Winter is the perfect time to inspect your home's interior and make any necessary repairs. It's a great time for interior projects such as painting or building shelves.
- Check for icicles and ice dams regularly. The de-icing cables at the top of the roof are a good option. As much as your children may want you not to, don’t allow icicles to grow. They pose a risk to anyone who is standing under them. Additionally, they are cumbersome and can cause severe damage to your home. When they melt, they can also cause water damage to your foundation.
- Make sure you test your electricity. Be extra cautious when using electricity. However, you can accomplish a few things by yourself. You can verify that all outlets are working. If they aren’t, you will be able to rewire them yourself.

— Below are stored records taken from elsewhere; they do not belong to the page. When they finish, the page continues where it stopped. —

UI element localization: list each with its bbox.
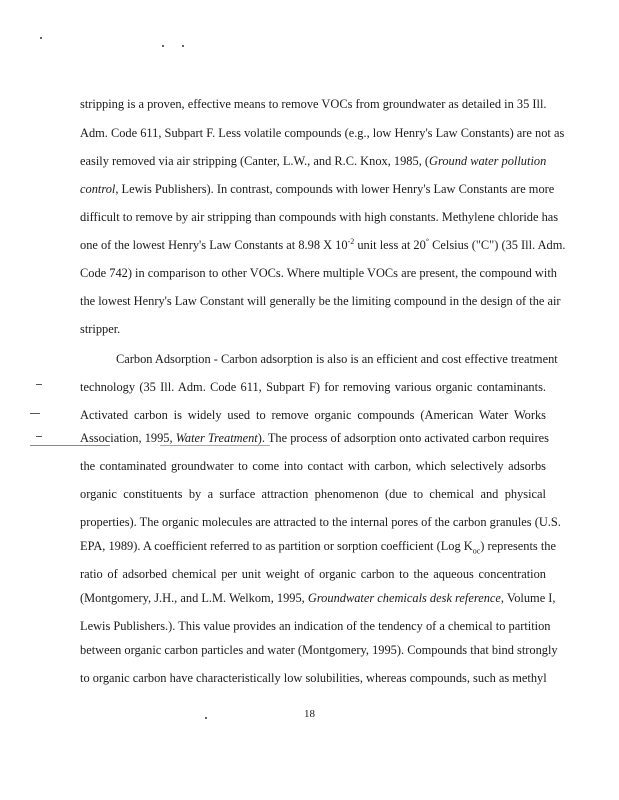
line-text: Celsius ("C") (35 Ill. Adm. bbox=[429, 238, 566, 252]
paragraph-1-line: stripping is a proven, effective means to remove VOCs from groundwater as detailed in 35 Ill. bbox=[80, 97, 547, 111]
margin-mark bbox=[36, 436, 42, 437]
margin-mark bbox=[36, 384, 42, 385]
paragraph-2-line: properties). The organic molecules are attracted to the internal pores of the carbon granules (U.S. bbox=[80, 515, 561, 529]
line-text: Association, 1995, Water Treatment). The process of adsorption onto activated carbon requires bbox=[80, 431, 549, 445]
line-text: unit less at 20 bbox=[354, 238, 426, 252]
paragraph-1-line: stripper. bbox=[80, 322, 121, 336]
line-text: ) represents the bbox=[480, 539, 556, 553]
paragraph-2-line: organic constituents by a surface attraction phenomenon (due to chemical and physical bbox=[80, 487, 546, 501]
paragraph-2-line bbox=[80, 539, 556, 556]
paragraph-2-line: technology (35 Ill. Adm. Code 611, Subpart F) for removing various organic contaminants. bbox=[80, 380, 546, 394]
line-text: one of the lowest Henry's Law Constants at 8.98 X 10 bbox=[80, 238, 348, 252]
paragraph-2-line: Carbon Adsorption - Carbon adsorption is also is an efficient and cost effective treatment bbox=[116, 352, 558, 366]
paragraph-1-line: the lowest Henry's Law Constant will generally be the limiting compound in the design of the air bbox=[80, 294, 561, 308]
paragraph-1-line bbox=[80, 154, 546, 168]
paragraph-2-line bbox=[80, 591, 556, 605]
paragraph-1-line: Code 742) in comparison to other VOCs. Where multiple VOCs are present, the compound with bbox=[80, 266, 557, 280]
paragraph-2-line: Activated carbon is widely used to remove organic compounds (American Water Works bbox=[80, 408, 546, 422]
line-text: EPA, 1989). A coefficient referred to as partition or sorption coefficient (Log K bbox=[80, 539, 473, 553]
exponent: -2 bbox=[347, 236, 355, 246]
degree-symbol: ° bbox=[425, 236, 430, 246]
line-text: control, Lewis Publishers). In contrast, compounds with lower Henry's Law Constants are more bbox=[80, 182, 555, 196]
paragraph-1-line: difficult to remove by air stripping than compounds with high constants. Methylene chloride has bbox=[80, 210, 559, 224]
paragraph-2-line: ratio of adsorbed chemical per unit weight of organic carbon to the aqueous concentration bbox=[80, 567, 546, 581]
margin-mark bbox=[30, 413, 40, 414]
margin-mark bbox=[160, 445, 270, 446]
subscript: oc bbox=[472, 546, 481, 556]
paragraph-1-line: Adm. Code 611, Subpart F. Less volatile compounds (e.g., low Henry's Law Constants) are not as bbox=[80, 126, 565, 140]
scan-speck bbox=[162, 45, 164, 47]
line-text: (Montgomery, J.H., and L.M. Welkom, 1995, Groundwater chemicals desk reference, Volume I, bbox=[80, 591, 556, 605]
paragraph-2-line: Lewis Publishers.). This value provides an indication of the tendency of a chemical to partition bbox=[80, 619, 551, 633]
paragraph-1-line bbox=[80, 236, 566, 252]
margin-mark bbox=[30, 445, 110, 446]
paragraph-2-line: to organic carbon have characteristically low solubilities, whereas compounds, such as methyl bbox=[80, 671, 547, 685]
paragraph-2-line bbox=[80, 431, 549, 445]
paragraph-2-line: between organic carbon particles and water (Montgomery, 1995). Compounds that bind strongly bbox=[80, 643, 558, 657]
paragraph-1-line bbox=[80, 182, 555, 196]
page-number: 18 bbox=[304, 708, 315, 720]
scan-speck bbox=[40, 37, 42, 39]
line-text: easily removed via air stripping (Canter, L.W., and R.C. Knox, 1985, (Ground water pollution bbox=[80, 154, 547, 168]
scan-speck bbox=[182, 45, 184, 47]
paragraph-2-line: the contaminated groundwater to come into contact with carbon, which selectively adsorbs bbox=[80, 459, 546, 473]
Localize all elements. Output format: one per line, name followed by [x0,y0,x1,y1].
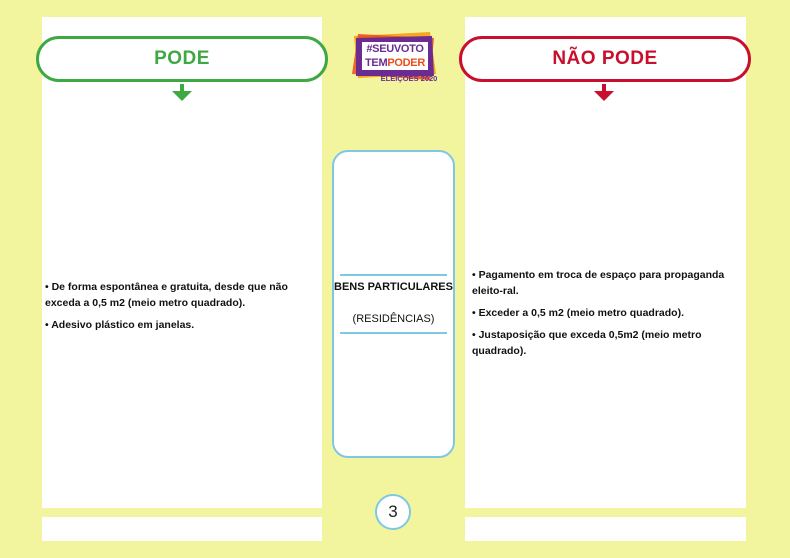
pode-list [45,279,319,339]
arrow-down-icon [172,84,192,102]
list-item: • De forma espontânea e gratuita, desde que não exceda a 0,5 m2 (meio metro quadrado). [45,281,288,309]
logo-year: ELEIÇÕES 2020 [380,74,438,83]
nao-pode-footer-strip [465,517,746,541]
logo-text: TEMPODER [362,56,428,70]
nao-pode-header: NÃO PODE [459,36,751,82]
list-item: • Pagamento em troca de espaço para propaganda eleito-ral. [472,269,725,297]
divider [340,332,447,334]
page-number: 3 [375,494,411,530]
pode-header: PODE [36,36,328,82]
list-item: • Justaposição que exceda 0,5m2 (meio metro quadrado). [472,329,702,357]
pode-footer-strip [42,517,322,541]
arrow-down-icon [594,84,614,102]
category-subtitle: (RESIDÊNCIAS) [352,313,435,325]
divider [340,274,447,276]
list-item: • Exceder a 0,5 m2 (meio metro quadrado). [472,307,684,319]
nao-pode-list [472,267,744,365]
list-item: • Adesivo plástico em janelas. [45,319,195,331]
category-title: BENS PARTICULARES [334,281,453,293]
category-card [332,150,455,458]
seu-voto-tem-poder-logo [350,30,440,88]
logo-text: #SEUVOTO [362,42,428,56]
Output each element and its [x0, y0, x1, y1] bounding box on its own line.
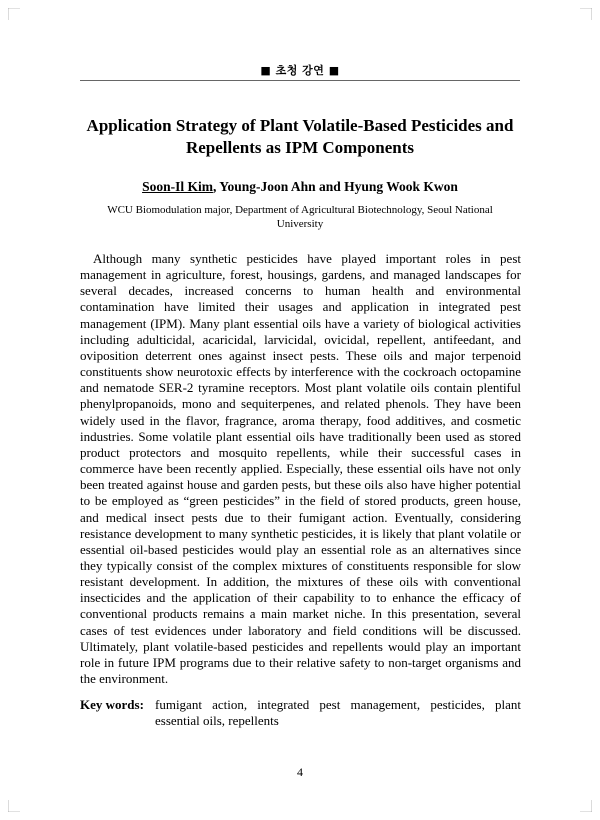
header-divider [80, 80, 520, 81]
page-number: 4 [297, 765, 303, 779]
presenting-author: Soon-Il Kim [142, 179, 213, 194]
keywords-list: fumigant action, integrated pest management, pesticides, plant essential oils, repellents [155, 697, 521, 728]
keywords-block [80, 697, 521, 729]
abstract-body: Although many synthetic pesticides have played important roles in pest management in agriculture, forest, housings, gardens, and managed landscapes for several decades, increased concerns to human health and environmental contamination have limited their usages and application in integrated pest management (IPM). Many plant essential oils have a variety of biological activities including adulticidal, acaricidal, larvicidal, ovicidal, repellent, antifeedant, and oviposition deterrent ones against insect pests. These oils and major terpenoid constituents show neurotoxic effects by interference with the cockroach octopamine and nematode SER-2 tyramine receptors. Most plant volatile oils contain plentiful phenylpropanoids, mono and sequiterpenes, and related phenols. They have been widely used in the flavor, fragrance, aroma therapy, food additives, and cosmetic industries. Some volatile plant essential oils have traditionally been used as stored product protectors and mosquito repellents, while their successful cases in commerce have been recently applied. Especially, these essential oils have not only been treated against house and garden pests, but these oils also have higher potential to be employed as “green pesticides” in the field of stored products, green house, and medical insect pests due to their fumigant action. Eventually, considering resistance development to many synthetic pesticides, it is likely that plant volatile or essential oil-based pesticides would play an essential role as an alternatives since they typically consist of the complex mixtures of constituents responsible for slow resistant development. In addition, the mixtures of these oils with conventional insecticides and the application of their capability to to enhance the efficacy of conventional products remains a main market niche. In this presentation, several cases of test evidences under laboratory and field conditions will be discussed. Ultimately, plant volatile-based pesticides and repellents would play an important role in future IPM programs due to their relative safety to non-target organisms and the environment. [80, 251, 521, 687]
section-header: ■ 초청 강연 ■ [260, 64, 340, 77]
author-line [80, 178, 520, 196]
paper-title: Application Strategy of Plant Volatile-Based Pesticides and Repellents as IPM Components [86, 116, 514, 157]
co-authors: , Young-Joon Ahn and Hyung Wook Kwon [212, 179, 458, 194]
keywords-label: Key words: [80, 697, 144, 712]
affiliation: WCU Biomodulation major, Department of Agricultural Biotechnology, Seoul National University [107, 204, 493, 230]
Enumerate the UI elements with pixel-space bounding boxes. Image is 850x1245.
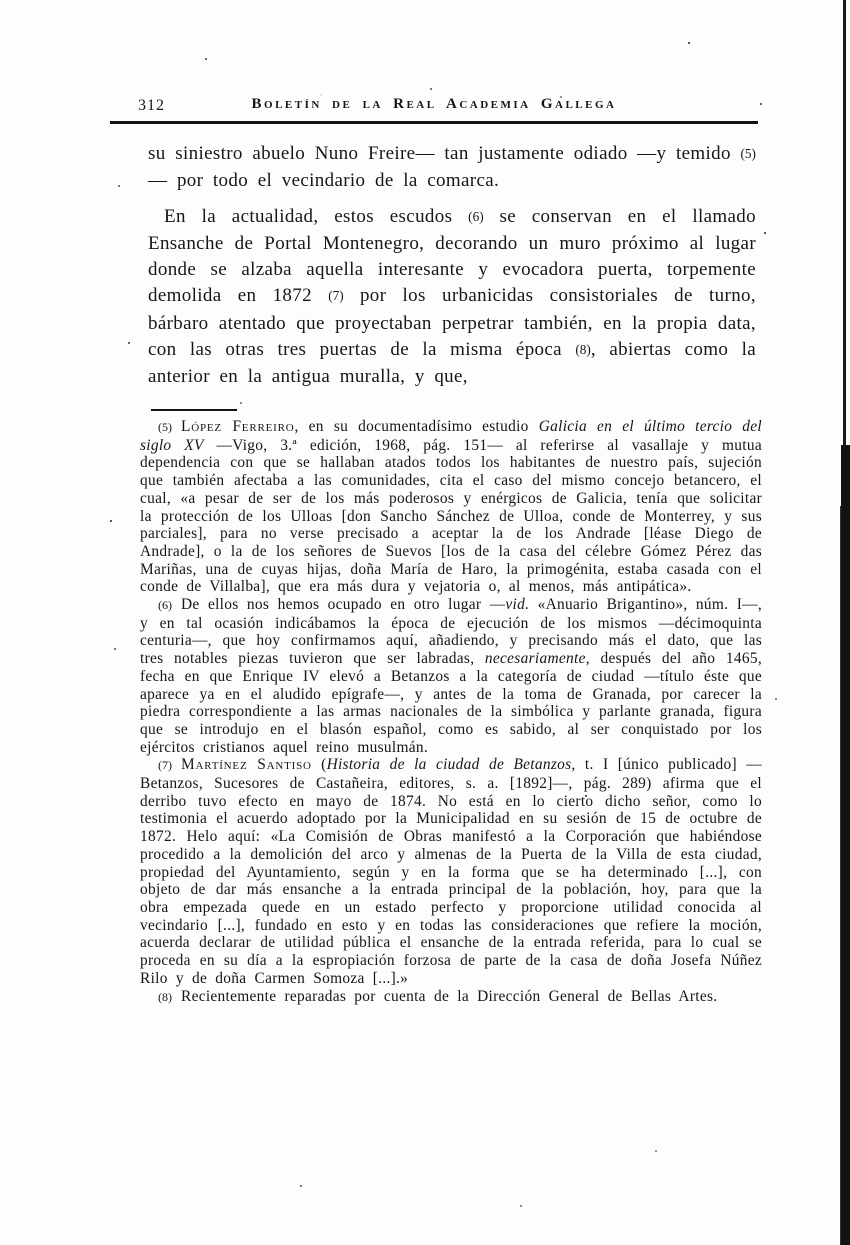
footnote-8-marker: (8) <box>158 989 172 1004</box>
running-head <box>110 96 758 118</box>
footnote-7-author: Martínez Santiso <box>181 756 312 774</box>
footnote-6-vid-abbrev: vid. <box>505 596 530 614</box>
scan-edge-artifact-thin <box>843 0 846 445</box>
body-paragraph-2 <box>148 204 756 391</box>
footnote-8-text-1: Recientemente reparadas por cuenta de la Dirección General de Bellas Artes. <box>181 987 718 1005</box>
footnote-6-text-3: , después del año 1465, fecha en que Enrique IV elevó a Betanzos a la categoría de ciudad —título éste que aparece ya en el aludido epígrafe—, y antes de la toma de Granada, por carecer la piedra correspondiente a las armas nacionales de la simbólica y parlante granada, figura que se introdujo en el blasón español, como es sabido, al ser conquistado por los ejércitos cristianos aquel reino musulmán. <box>140 650 762 756</box>
footnote-ref-8: (8) <box>575 342 591 358</box>
footnote-6-marker: (6) <box>158 598 172 613</box>
p1-text-2: — por todo el vecindario de la comarca. <box>148 170 500 192</box>
footnote-5-marker: (5) <box>158 420 172 434</box>
footnote-7-book-title: Historia de la ciudad de Betanzos <box>326 756 572 774</box>
footnote-7 <box>140 756 762 987</box>
footnote-ref-7: (7) <box>328 288 344 304</box>
body-text <box>148 141 756 391</box>
journal-title: Boletín de la Real Academia Gallega <box>251 96 617 112</box>
footnote-8 <box>140 988 762 1007</box>
footnote-ref-5: (5) <box>740 146 756 161</box>
footnote-7-marker: (7) <box>158 758 172 773</box>
footnote-6-text-1: De ellos nos hemos ocupado en otro lugar — <box>181 596 506 614</box>
footnotes-section <box>140 418 762 1006</box>
p2-text-2: se conservan en el llamado Ensanche de Portal Montenegro, decorando un muro próximo al lugar donde se alzaba aquella interesante y evocadora puerta, torpemente demolida en 1872 <box>148 205 756 307</box>
scan-edge-artifact-thick <box>841 445 850 1245</box>
footnote-7-text-2: , t. I [único publicado] —Betanzos, Sucesores de Castañeira, editores, s. a. [1892]—, pág. 289) afirma que el derribo tuvo efecto en mayo de 1874. No está en lo cierto dicho señor, como lo testimonia el acuerdo adoptado por la Municipalidad en su sesión de 15 de octubre de 1872. Helo aquí: «La Comisión de Obras manifestó a la Corporación que habiéndose procedido a la demolición del arco y almenas de la Puerta de la Villa de esta ciudad, propiedad del Ayuntamiento, según y en la forma que se ha determinado [...], con objeto de dar más ensanche a la entrada principal de la población, hoy, para que la obra empezada quede en un estado perfecto y proporcione utilidad conocida al vecindario [...], fundado en esto y en todas las consideraciones que refiere la moción, acuerda declarar de utilidad pública el ensanche de la entrada referida, para lo cual se proceda en su día a la espropiación forzosa de parte de la casa de doña Josefa Núñez Rilo y de doña Carmen Somoza [...].» <box>140 756 762 987</box>
footnote-6-text-2: «Anuario Brigantino», núm. I—, y en tal ocasión indicábamos la época de ejecución de los mismos —décimoquinta centuria—, que hoy confirmamos aquí, añadiendo, y precisando más el dato, que las tres notables piezas tuvieron que ser labradas, <box>140 596 762 668</box>
footnote-6 <box>140 596 762 756</box>
footnote-6-emphasis: necesariamente <box>484 650 586 668</box>
scan-noise-specks <box>0 0 2 2</box>
footnote-5-text-2: —Vigo, 3.ª edición, 1968, pág. 151— al referirse al vasallaje y mutua dependencia con que se hallaban atados todos los habitantes de nuestro país, sujeción que también afectaba a las comunidades, cita el caso del mismo concejo betancero, el cual, «a pesar de ser de los más poderosos y enérgicos de Galicia, tenía que solicitar la protección de los Ulloas [don Sancho Sánchez de Ulloa, conde de Monterrey, y sus parciales], para no verse precisado a aceptar la de los Andrade [léase Diego de Andrade], o la de los señores de Suevos [los de la casa del célebre Gómez Pérez das Mariñas, una de cuyas hijas, doña María de Haro, la primogénita, estaba casada con el conde de Villalba], que era más dura y vejatoria o, al menos, más antipática». <box>140 436 762 596</box>
p2-text-1: En la actualidad, estos escudos <box>164 205 469 227</box>
body-paragraph-1 <box>148 141 756 195</box>
p2-text-3: por los urbanicidas consistoriales de turno, bárbaro atentado que proyectaban perpetrar también, en la propia data, con las otras tres puertas de la misma época <box>148 285 756 361</box>
footnote-5-author: López Ferreiro <box>181 418 295 435</box>
p2-text-4: , abiertas como la anterior en la antigua muralla, y que, <box>148 339 756 388</box>
page-number: 312 <box>138 97 165 114</box>
p1-text-1: su siniestro abuelo Nuno Freire— tan justamente odiado —y temido <box>148 143 741 164</box>
footnote-5-book-title: Galicia en el último tercio del siglo XV <box>140 418 762 454</box>
footnote-ref-6: (6) <box>468 208 484 224</box>
footnote-separator <box>151 409 237 411</box>
footnote-5-text-1: , en su documentadísimo estudio <box>294 418 539 435</box>
footnote-7-text-1: ( <box>311 756 327 774</box>
header-rule <box>110 121 758 124</box>
footnote-5 <box>140 418 762 596</box>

- You should also test your GFCI outlets. This is a subject that can be debated. Some suggest testing every month, while others recommend trying annually.
- Secure all handles, knobs, and racks. Inspect the house for any loose screws.
- Make sure all locks and deadbolts are checked on doors and windows. Replace if necessary.
- Inspect caulking around bathtubs and showers. Repair as necessary.
- Clean out showerheads and remove any sediment. This will prolong its life span and increase the water pressure.
- Inspect the basement and deep clean it. Clean them up, dust them, and check for mold. At least once per year, give your basement a thorough inspection.
This list is not exhaustive, but it only includes some things you can do to improve your home. What can you do to keep your house in top shape? Are there any tricks that make it easier to do these tasks efficiently and effectively?